Nie wstydź się świadectwa Pana naszego!

N
Procesja Bożego Ciała


(2 Tm 1,1-3.6-12)
Paweł, z woli Boga apostoł Chrystusa Jezusa, [posłany] dla [głoszenia] życia obiecanego w Chrystusie Jezusie, do Tymoteusza, swego umiłowanego dziecka. Łaska, miłosierdzie, pokój od Boga Ojca i Chrystusa Jezusa, naszego Pana! Dziękuję Bogu, któremu służę jak moi przodkowie z czystym sumieniem, gdy zachowuję nieprzerwaną pamięć o tobie w moich modlitwach. W nocy i we dnie pragnę cię zobaczyć – Z tej właśnie przyczyny przypominam ci, abyś rozpalił na nowo charyzmat Boży, który jest w tobie przez włożenie moich rąk. Albowiem nie dał nam Bóg ducha bojaźni, ale mocy i miłości, i trzeźwego myślenia. Nie wstydź się zatem świadectwa Pana naszego ani mnie, Jego więźnia, lecz weź udział w trudach i przeciwnościach znoszonych dla Ewangelii według mocy Boga! On nas wybawił i wezwał świętym powołaniem nie na podstawie naszych czynów, lecz stosownie do własnego postanowienia i łaski, która nam dana została w Chrystusie Jezusie przed wiecznymi czasami. Ukazana zaś została ona teraz przez pojawienie się naszego Zbawiciela, Chrystusa Jezusa, który przezwyciężył śmierć, a na życie i nieśmiertelność rzucił światło przez Ewangelię, której głosicielem, apostołem i nauczycielem ja zostałem ustanowiony. Z tej właśnie przyczyny znoszę i to obecne cierpienie, ale za ujmę sobie tego nie poczytuję, bo wiem, komu uwierzyłem, i pewien jestem, że mocen jest ustrzec mój depozyt aż do owego dnia.

(Mk 12,18-27)
Przyszli do Jezusa saduceusze, którzy twierdzą, że nie ma zmartwychwstania, i zagadnęli Go w ten sposób: Nauczycielu, Mojżesz tak nam przepisał: Jeśli umrze czyjś brat i pozostawi żonę, a nie zostawi dziecka, niech jego brat weźmie ją za żonę i wzbudzi potomstwo swemu bratu. Otóż było siedmiu braci. Pierwszy wziął żonę i umierając, nie zostawił potomstwa. Drugi ją wziął i też umarł bez potomstwa, tak samo trzeci. I siedmiu ich nie zostawiło potomstwa. W końcu po wszystkich umarła ta kobieta. Przy zmartwychwstaniu więc, gdy powstaną, którego z nich będzie żoną? Bo siedmiu miało ją za żonę. Jezus im rzekł: Czyż nie dlatego jesteście w błędzie, że nie rozumiecie Pisma ani mocy Bożej? Gdy bowiem powstaną z martwych, nie będą się ani żenić, ani za mąż wychodzić, ale będą jak aniołowie w niebie. Co zaś dotyczy umarłych, że zmartwychwstaną, czyż nie czytaliście w księdze Mojżesza, tam gdzie mowa „O krzaku”, jak Bóg powiedział do niego: Ja jestem Bóg Abrahama, Bóg Izaaka i Bóg Jakuba. Nie jest On Bogiem umarłych, lecz żywych. Jesteście w wielkim błędzie.

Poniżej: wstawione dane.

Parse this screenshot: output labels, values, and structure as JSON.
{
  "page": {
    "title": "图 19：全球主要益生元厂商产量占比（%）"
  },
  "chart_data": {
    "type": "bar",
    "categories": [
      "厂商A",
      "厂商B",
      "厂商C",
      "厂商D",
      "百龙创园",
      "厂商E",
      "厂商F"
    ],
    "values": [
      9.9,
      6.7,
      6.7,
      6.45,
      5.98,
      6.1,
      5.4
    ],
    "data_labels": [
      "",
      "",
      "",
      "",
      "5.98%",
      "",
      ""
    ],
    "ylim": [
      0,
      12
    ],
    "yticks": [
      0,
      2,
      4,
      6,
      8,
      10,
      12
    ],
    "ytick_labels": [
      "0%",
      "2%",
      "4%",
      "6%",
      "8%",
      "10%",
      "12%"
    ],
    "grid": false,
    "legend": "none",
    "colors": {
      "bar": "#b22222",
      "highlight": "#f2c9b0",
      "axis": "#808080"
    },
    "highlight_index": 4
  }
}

Niech będzie pochwalony Jezus Chrystus!

Dekoracja do jednego ołtarza
na Boże Ciało

Witam serdecznie i pozdrawiam z Syberii, z Surgutu.

U nas dziś kalendarzowo pierwszy dzień lata, a na dworzu – śnieg pada, +1, wiatr że nie chce się nosa z mieszkania wysuwać. Takie mamy lato na Syberii.

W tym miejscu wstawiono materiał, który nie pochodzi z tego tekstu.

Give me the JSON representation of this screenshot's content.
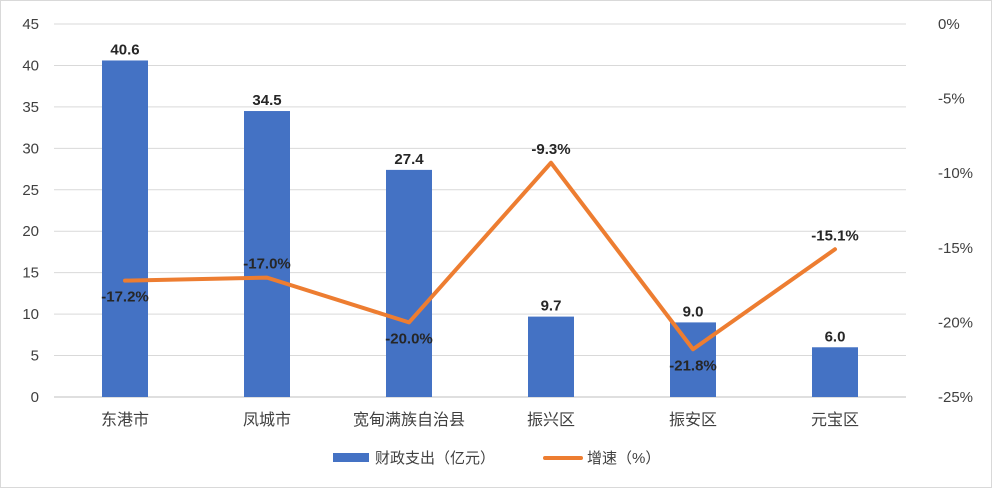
{
  "chart_data": {
    "type": "bar",
    "categories": [
      "东港市",
      "凤城市",
      "宽甸满族自治县",
      "振兴区",
      "振安区",
      "元宝区"
    ],
    "series": [
      {
        "name": "财政支出（亿元）",
        "type": "bar",
        "axis": "left",
        "values": [
          40.6,
          34.5,
          27.4,
          9.7,
          9.0,
          6.0
        ],
        "labels": [
          "40.6",
          "34.5",
          "27.4",
          "9.7",
          "9.0",
          "6.0"
        ],
        "color": "#4472c4"
      },
      {
        "name": "增速（%）",
        "type": "line",
        "axis": "right",
        "values": [
          -17.2,
          -17.0,
          -20.0,
          -9.3,
          -21.8,
          -15.1
        ],
        "labels": [
          "-17.2%",
          "-17.0%",
          "-20.0%",
          "-9.3%",
          "-21.8%",
          "-15.1%"
        ],
        "color": "#ed7d31"
      }
    ],
    "y_left": {
      "min": 0,
      "max": 45,
      "ticks": [
        0,
        5,
        10,
        15,
        20,
        25,
        30,
        35,
        40,
        45
      ],
      "tick_labels": [
        "0",
        "5",
        "10",
        "15",
        "20",
        "25",
        "30",
        "35",
        "40",
        "45"
      ]
    },
    "y_right": {
      "min": -25,
      "max": 0,
      "ticks": [
        0,
        -5,
        -10,
        -15,
        -20,
        -25
      ],
      "tick_labels": [
        "0%",
        "-5%",
        "-10%",
        "-15%",
        "-20%",
        "-25%"
      ]
    },
    "grid": true,
    "legend": {
      "position": "bottom",
      "entries": [
        {
          "label": "财政支出（亿元）",
          "color": "#4472c4",
          "kind": "bar"
        },
        {
          "label": "增速（%）",
          "color": "#ed7d31",
          "kind": "line"
        }
      ]
    },
    "title": "",
    "xlabel": "",
    "ylabel": ""
  }
}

Jak już wspominałem u nas była w niedzielę I Komunia, 7 dzieci przyjęło pierwszy raz życiu Komunię. Niektóre to już prawie dorosłe dzieci, ale I Komunia, to I Komunia. W niedzielę też była procesja Bożego Ciała, może trochę zadziwiać w porównaniu do Polskich warunków, ale dla nas to było pięknie i bardzo uroczyście.

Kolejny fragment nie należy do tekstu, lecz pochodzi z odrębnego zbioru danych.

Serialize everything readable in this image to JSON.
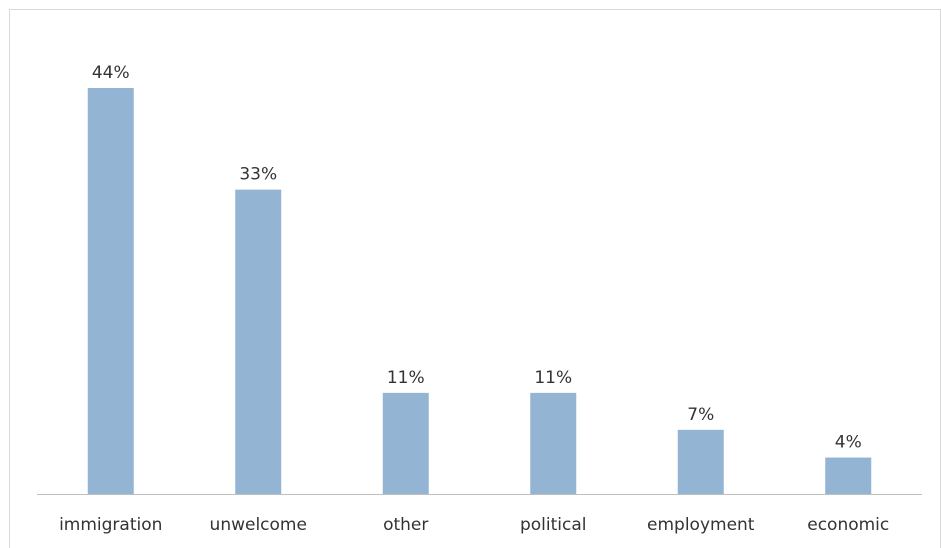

Zapraszam do obejrzenia zdjęć z tego wydarzenia stronach Sybirskiej Katolickiej Gazety:

http://sib-catholic.ru/pervoe-prichastie-v-surgute/

A co dziś w słowie?

Bardzo lubię to dzisiejsze I czytanie. Ono, można powiedzieć, podnosi na duchu, daje nadzieję, wzywa do działania. Wezwania jakie św. Paweł daje Tymoteuszowi i jakie daje nam Pan Bóg są piękne, choć może i trudne. One wyrywają nas z pewnej apatii, ospałości, melancholii…

Spójrzmy na nie dokładniej:

„Przypominam ci, abyś rozpalił na nowo charyzmat Boży, który jest w tobie przez włożenie moich rąk”. To włożenie rąk, mnie osobiście przenosi do momentu święceń i widzę w tym wezwanie do odnowienia kapłańskiego ducha, owego charyzmatu święceń. Ale przecież nie tylko – każdy z nas otrzymał swój charyzmat, każdy z nas czasem gdzieś ten swój charyzmat usypia, zapomina o nim, gdzieś ten nasz charyzmat się zakurzył i trzeba go odnowić?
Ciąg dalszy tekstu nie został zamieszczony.